# ImageNet Classification with Deep Convolutional Neural Networks

4824-imagenet-classification-with-deep-convolutional-neural-Networks


---
## Architecture

다음은 "4824-imagenet-classification-with-deep-convolutional-neural-Networks" 논문의 일부이다.

### 3.5 Overall Architecture

Now we are ready to describe the overall architecture of our CNN. As depicted in Figure 2, the net contains eight layers with weights; the first five are convolutional and the remaining three are fullyconnected. The output of the last fully-connected layer is fed to a 1000-way softmax which produces a distribution over the 1000 class labels. Our network maximizes the multinomial logistic regression objective, which is equivalent to maximizing the average across training cases of the log-probability of the correct label under the prediction distribution.

The kernels of the second, fourth, and fifth convolutional layers are connected only to those kernel maps in the previous layer which reside on the same GPU (see Figure 2). The kernels of the third convolutional layer are connected to all kernel maps in the second layer. The neurons in the fully-connected layers are connected to all neurons in the previous layer. Response-normalization layers follow the first and second convolutional layers. Max-pooling layers, of the kind described in Section 3.4, follow both response-normalization layers as well as the fifth convolutional layer. The ReLU non-linearity is applied to the output of every convolutional and fully-connected layer.

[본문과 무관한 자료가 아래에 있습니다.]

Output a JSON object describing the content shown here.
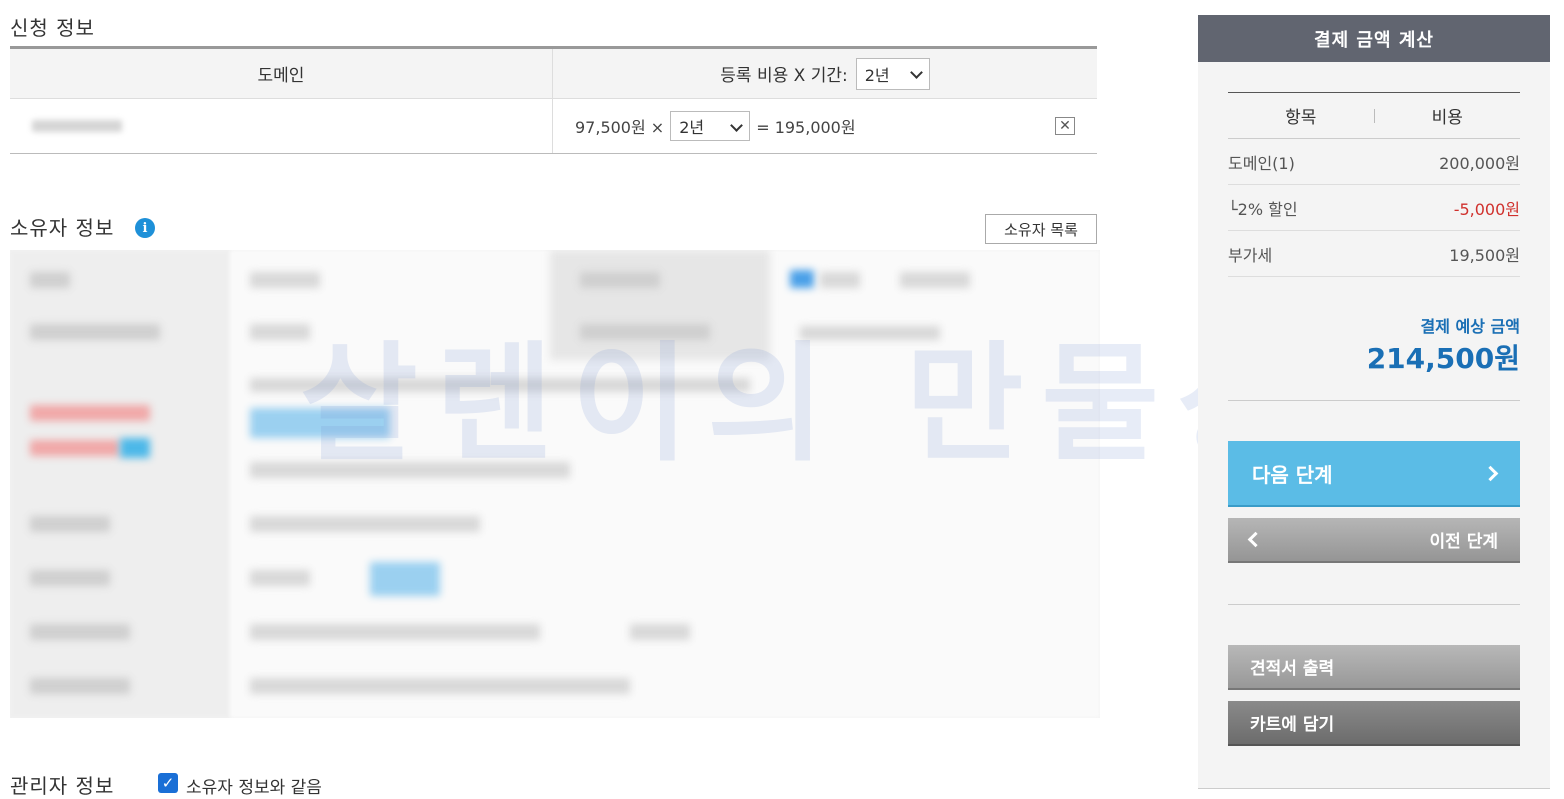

The first convolutional layer filters the 224×224×3 input image with 96 kernels of size 11×11×3 with a stride of 4 pixels (this is the distance between the receptive field centers of neighboring neurons in a kernel map). The second convolutional layer takes as input the (response-normalized and pooled) output of the first convolutional layer and filters it with 256 kernels of size 5 × 5 × 48. The third, fourth, and fifth convolutional layers are connected to one another without any intervening pooling or normalization layers. The third convolutional layer has 384 kernels of size 3 × 3 × 256 connected to the (normalized, pooled) outputs of the second convolutional layer. The fourth convolutional layer has 384 kernels of size 3 × 3 × 192 , and the fifth convolutional layer has 256 kernels of size 3 × 3 × 192. The fully-connected layers have 4096 neurons each.

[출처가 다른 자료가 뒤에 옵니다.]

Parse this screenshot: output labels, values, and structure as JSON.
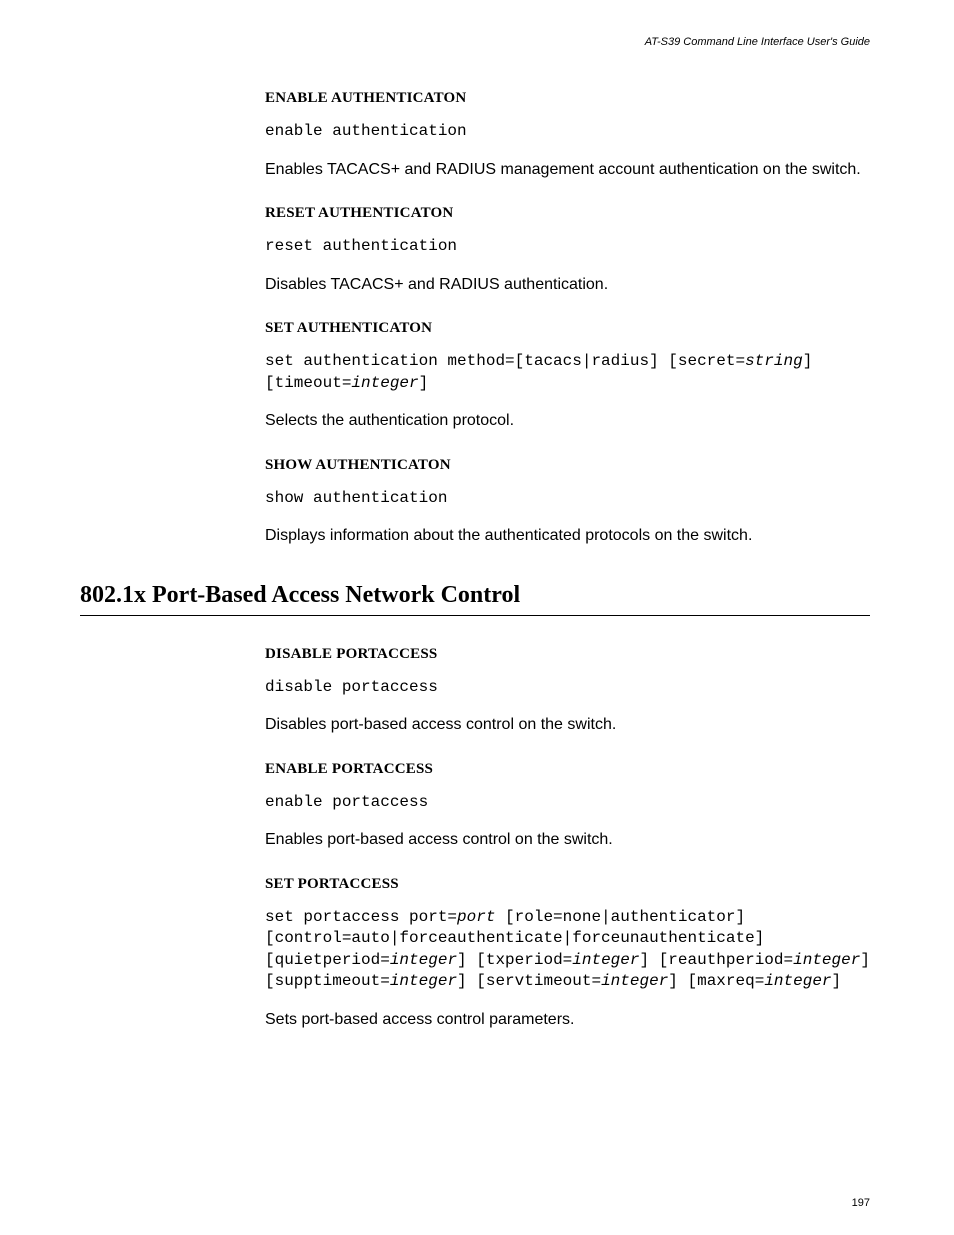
{
  "header": "AT-S39 Command Line Interface User's Guide",
  "page_number": "197",
  "sections": {
    "enable_auth": {
      "heading": "ENABLE AUTHENTICATON",
      "code": "enable authentication",
      "desc": "Enables TACACS+ and RADIUS management account authentication on the switch."
    },
    "reset_auth": {
      "heading": "RESET AUTHENTICATON",
      "code": "reset authentication",
      "desc": "Disables TACACS+ and RADIUS authentication."
    },
    "set_auth": {
      "heading": "SET AUTHENTICATON",
      "code_pre1": "set authentication method=[tacacs|radius] [secret=",
      "code_ital1": "string",
      "code_mid1": "] [timeout=",
      "code_ital2": "integer",
      "code_post1": "]",
      "desc": "Selects the authentication protocol."
    },
    "show_auth": {
      "heading": "SHOW AUTHENTICATON",
      "code": "show authentication",
      "desc": "Displays information about the authenticated protocols on the switch."
    },
    "main_section": "802.1x Port-Based Access Network Control",
    "disable_port": {
      "heading": "DISABLE PORTACCESS",
      "code": "disable portaccess",
      "desc": "Disables port-based access control on the switch."
    },
    "enable_port": {
      "heading": "ENABLE PORTACCESS",
      "code": "enable portaccess",
      "desc": "Enables port-based access control on the switch."
    },
    "set_port": {
      "heading": "SET PORTACCESS",
      "c1a": "set portaccess port=",
      "c1b": "port",
      "c2": " [role=none|authenticator] [control=auto|forceauthenticate|forceunauthenticate] [quietperiod=",
      "c3": "integer",
      "c4": "] [txperiod=",
      "c5": "integer",
      "c6": "] [reauthperiod=",
      "c7": "integer",
      "c8": "] [supptimeout=",
      "c9": "integer",
      "c10": "] [servtimeout=",
      "c11": "integer",
      "c12": "] [maxreq=",
      "c13": "integer",
      "c14": "]",
      "desc": "Sets port-based access control parameters."
    }
  }
}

![Figure 2](https://img1.daumcdn.net/thumb/R1280x0/?scode=mtistory2&fname=https%3A%2F%2Ft1.daumcdn.net%2Fcfile%2Ftistory%2F99FEB93C5C80B5192E "AlexNet의 구조도")

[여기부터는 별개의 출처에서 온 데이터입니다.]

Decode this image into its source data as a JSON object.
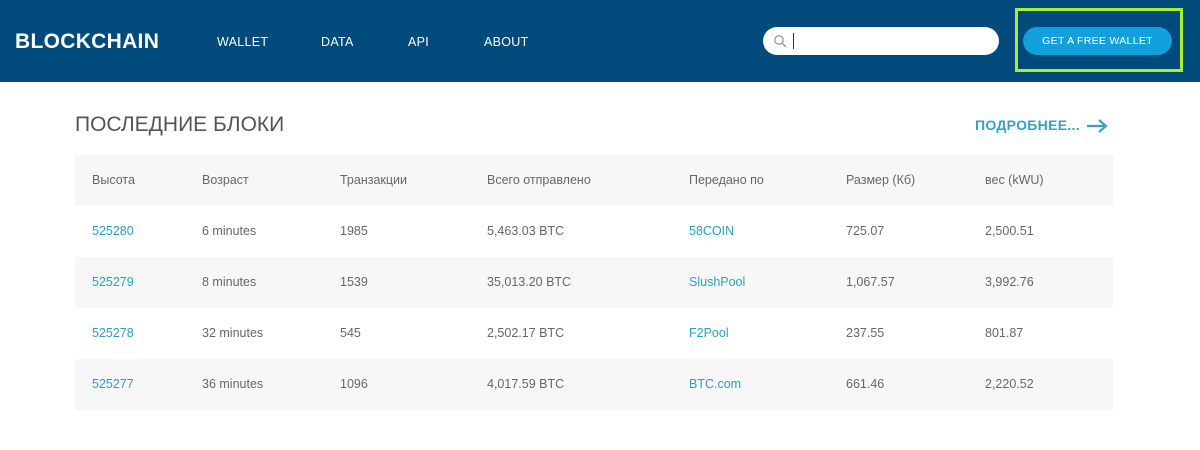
{
  "header": {
    "logo": "BLOCKCHAIN",
    "nav": [
      "WALLET",
      "DATA",
      "API",
      "ABOUT"
    ],
    "search": {
      "value": "",
      "placeholder": ""
    },
    "cta": "GET A FREE WALLET"
  },
  "section": {
    "title": "ПОСЛЕДНИЕ БЛОКИ",
    "more": "ПОДРОБНЕЕ..."
  },
  "table": {
    "columns": [
      "Высота",
      "Возраст",
      "Транзакции",
      "Всего отправлено",
      "Передано по",
      "Размер (Кб)",
      "вес (kWU)"
    ],
    "rows": [
      [
        "525280",
        "6 minutes",
        "1985",
        "5,463.03 BTC",
        "58COIN",
        "725.07",
        "2,500.51"
      ],
      [
        "525279",
        "8 minutes",
        "1539",
        "35,013.20 BTC",
        "SlushPool",
        "1,067.57",
        "3,992.76"
      ],
      [
        "525278",
        "32 minutes",
        "545",
        "2,502.17 BTC",
        "F2Pool",
        "237.55",
        "801.87"
      ],
      [
        "525277",
        "36 minutes",
        "1096",
        "4,017.59 BTC",
        "BTC.com",
        "661.46",
        "2,220.52"
      ]
    ]
  },
  "colors": {
    "header": "#004a7c",
    "button": "#10a0dc",
    "link": "#2ca0bf",
    "highlight": "#a8f02a"
  }
}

Figure 2: An illustration of the architecture of our CNN, explicitly showing the delineation of responsibilities between the two GPUs. One GPU runs the layer-parts at the top of the figure while the other runs the layer-parts at the bottom. The GPUs communicate only at certain layers. The network’s input is 150,528-dimensional, and the number of neurons in the network’s remaining layers is given by 253,440–186,624–64,896–64,896–43,264–4096–4096–1000.

---

위 내용을 토대로 AlexNet의 구성을 정리하면 다음과 같다.

* 총 8개의 층으로 구성
    * x5 Convolutional layers
    * x3 Fully-Connected layers
* 출력은 마지막층에 대한 1000-way softmax 분포.


그 외 참고: [url](https://engmrk.com/alexnet-implementation-using-keras/)


---

## Local Response Normalization

Keras에는 Local Response Normalization 명령이 없어졌다고 한다. [이 곳](https://datascienceschool.net/view-notebook/d19e803640094f76b93f11b850b920a4/)에 구현된 LRN명령을 가져와 사용한다.

참고:
* [Difference between Local Response Normalization and Batch Normalization](https://towardsdatascience.com/difference-between-local-response-normalization-and-batch-normalization-272308c034ac)
* [AlexNet - Data Science School](https://datascienceschool.net/view-notebook/d19e803640094f76b93f11b850b920a4/)

In [1]:
from tensorflow.keras.layers import Layer
from tensorflow.keras import backend

class LocalResponseNormalization(Layer):

    def __init__(self, n=5, alpha=1e-4, beta=0.75, k=2, **kwargs):
        self.n = n
        self.alpha = alpha
        self.beta = beta
        self.k = k
        super(LocalResponseNormalization, self).__init__(**kwargs)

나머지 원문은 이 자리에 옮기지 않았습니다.